Mit Struktur, Kommunikation und Herz
Alles wie immer. Zu diesem Schluss kommt, wer im Sommer 2022 über das Gelände des Evangelischen Jugenderholungsdorfs St. Peter-Ording schlendert. Gitarrenklänge. Vor Haus Nekkepenn studiert eine kleine Gruppe einen irischen Folksong ein. Eine Familie bringt ihre Einkäufe ins Hostel. Und vor dem Kioskfenster der Anmeldung warten zwei Jungen darauf, dass die Mittagspause endlich zu Ende ist, damit sie ein Eis kaufen können.

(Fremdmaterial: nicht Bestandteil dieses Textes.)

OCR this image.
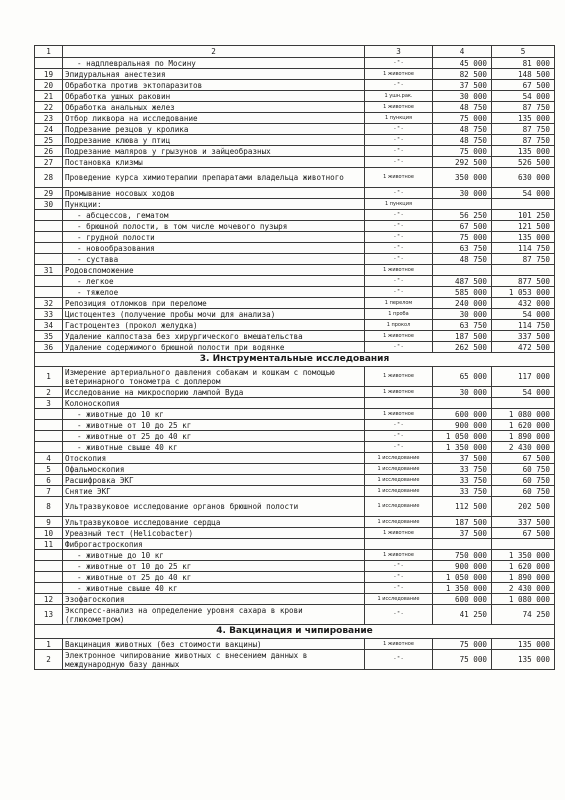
1	2	3	4	5
	- надплевральная по Мосину	- " -	45 000	81 000
19	Эпидуральная анестезия	1 животное	82 500	148 500
20	Обработка против эктопаразитов	- " -	37 500	67 500
21	Обработка ушных раковин	1 ушн.рак.	30 000	54 000
22	Обработка анальных желез	1 животное	48 750	87 750
23	Отбор ликвора на исследование	1 пункция	75 000	135 000
24	Подрезание резцов у кролика	- " -	48 750	87 750
25	Подрезание клюва у птиц	- " -	48 750	87 750
26	Подрезание маляров у грызунов и зайцеобразных	- " -	75 000	135 000
27	Постановка клизмы	- " -	292 500	526 500
28	Проведение курса химиотерапии препаратами владельца животного	1 животное	350 000	630 000
29	Промывание носовых ходов	- " -	30 000	54 000
30	Пункции:	1 пункция		
	- абсцессов, гематом	- " -	56 250	101 250
	- брюшной полости, в том числе мочевого пузыря	- " -	67 500	121 500
	- грудной полости	- " -	75 000	135 000
	- новообразования	- " -	63 750	114 750
	- сустава	- " -	48 750	87 750
31	Родовспоможение	1 животное		
	- легкое	- " -	487 500	877 500
	- тяжелое	- " -	585 000	1 053 000
32	Репозиция отломков при переломе	1 перелом	240 000	432 000
33	Цистоцентез (получение пробы мочи для анализа)	1 проба	30 000	54 000
34	Гастроцентез (прокол желудка)	1 прокол	63 750	114 750
35	Удаление калпостаза без хирургического вмешательства	1 животное	187 500	337 500
36	Удаление содержимого брюшной полости при водянке	- " -	262 500	472 500
3. Инструментальные исследования				
1	Измерение артериального давления собакам и кошкам с помощью ветеринарного тонометра с доплером	1 животное	65 000	117 000
2	Исследование на микроспорию лампой Вуда	1 животное	30 000	54 000
3	Колоноскопия			
	- животные до 10 кг	1 животное	600 000	1 080 000
	- животные от 10 до 25 кг	- " -	900 000	1 620 000
	- животные от 25 до 40 кг	- " -	1 050 000	1 890 000
	- животные свыше 40 кг	- " -	1 350 000	2 430 000
4	Отоскопия	1 исследование	37 500	67 500
5	Офальмоскопия	1 исследование	33 750	60 750
6	Расшифровка ЭКГ	1 исследование	33 750	60 750
7	Снятие ЭКГ	1 исследование	33 750	60 750
8	Ультразвуковое исследование органов брюшной полости	1 исследование	112 500	202 500
9	Ультразвуковое исследование сердца	1 исследование	187 500	337 500
10	Уреазный тест (Helicobacter)	1 животное	37 500	67 500
11	Фиброгастроскопия			
	- животные до 10 кг	1 животное	750 000	1 350 000
	- животные от 10 до 25 кг	- " -	900 000	1 620 000
	- животные от 25 до 40 кг	- " -	1 050 000	1 890 000
	- животные свыше 40 кг	- " -	1 350 000	2 430 000
12	Эзофагоскопия	1 исследование	600 000	1 080 000
13	Экспресс-анализ на определение уровня сахара в крови (глюкометром)	- " -	41 250	74 250
4. Вакцинация и чипирование				
1	Вакцинация животных (без стоимости вакцины)	1 животное	75 000	135 000
2	Электронное чипирование животных с внесением данных в международную базу данных	- " -	75 000	135 000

„Genau wie immer soll es auch sein. Nach über zwei Jahren Pandemie sollen unsere Gäste bei uns so viel Normalität wie möglich erfahren“, beschreibt Einrichtungsleiterin Anika Augustin die Ziele des Jugenderholungsdorfes. „Gerade für die Jüngeren, ist so vieles auf der Strecke geblieben. Wir schaffen hier Raum, soziale und emotionale Kompetenzen wieder einüben zu können.“
Klassenfahrten, Jugendfreizeiten, Gruppen- und Familienfreizeiten
In der Saison bieten elf Häuser auf einem großen Gelände Kleinen und Großen, Menschen mit und ohne Handicap viel Platz für Ferien oder eine Auszeit an der Nordsee. 2022 waren die Häuser schon seit dem 15. März ausgebucht und für 2023 war der Buchungskalender bereits im August 2022 zu 95 Prozent gefüllt. Also alles in Butter? Ja und Nein. Die Pandemie gibt immer noch den Takt vor.
Ein Blick zurück
Lockdown, strenge Auflagen, Stornierungen von 80 Prozent aller Buchungen im ersten Jahr, Bedrohung der Wirtschaftlichkeit, Kurzarbeit – Anika Augustin und ihr Team sind durch alle Tiefen gegangen, die die Pandemie seit 2020 mit sich gebracht hat. „Aber wir haben uns früh mit der Geschäftsführung zusammengesetzt und beschlossen: Wir müssen zeigen, wir schaffen das! Und uns jetzt erst recht als verlässlichen Partner in diesem Segment zeigen.“ Dass das genau die richtige Entscheidung war, belegen die Gästezahlen für 2021 und 2022.
Wie ist das gelungen?
Mit bester Vernetzung, Struktur und ganz viel Herz. Die hohen Hygienestandards, entwickelt im ersten Pandemiejahr, wurden beibehalten. Große Solidarität untereinander und gute Kommunikation sorgten dafür, dass trotz langer Kurzarbeitszeiten alle Mitarbeitenden an Bord geblieben sind. 2021 konnte der Saisonbetrieb erst im Juni starten. Vorausgesetzt, die Gruppen ließen sich alle 48 Stunden testen. Mit einem eigens organisierten Corona-Testzentrum in der Aula und einem riesigen Stundenplan ließ sich das Ganze dank der Mitwirkung aller gut umsetzen. Alles war geregelt, einem Besuch stand nichts mehr entgegen.
Als der einzige Coronafall dann eintrat, mussten 80 Schulkinder einzeln abgeholt werden. Was ein Jahr vorher noch Angst verbreitet hätte, konnte das Team mit pragmatischer Logistik lösen. „Es hat uns so geholfen, dass ihr alle ganz ruhig und sachlich geblieben seid!“, bedankte sich der Klassenlehrer hinterher extra noch mal. Im dritten Coronajahr ist auch der Umgang mit Infizierten ein Stück weit Normalität geworden, mit der das Team professionell umgeht.
Zur neuen Normalität gehört auch, dass seit Saisonstart über 400 Gäste gleichzeitig im Jugenderholungsdorf beherbergt werden. Früher ging es tröpfchenweise los und steigerte sich dann langsam. Wenn sich jetzt die Türen öffnen, startet das Team von null auf hundert. Die Taktzahl ist hoch. Da hilft jede zusätzliche Hand, die mit anpackt. Als sich 2021 ein ehemaliger Teamer meldete, der in seinem Urlaub etwas Sinnvolles machen wollte, griff Anika Augustin sofort zu. Eine Riesenhilfe – mittlerweile sind es mehr als 10 Personen. So ist fast nebenbei das Konzept für Work & Travel entstanden.
„Corona lehrt, wie flexibel man sein muss – und es auch sein kann“, fasst Anika Augustin ihre Erfahrungen zusammen. Man müsse sich dem Ganzen stellen, auf sich und sein Team vertrauen. Neue Wege gehen. Zuversichtlich bleiben. Ein Blick nach vorn: „Was nächstes Jahr ist, wissen wir nächstes Jahr.“ Aus allem, was man gelernt und gemacht hat, resultiert ein Echo.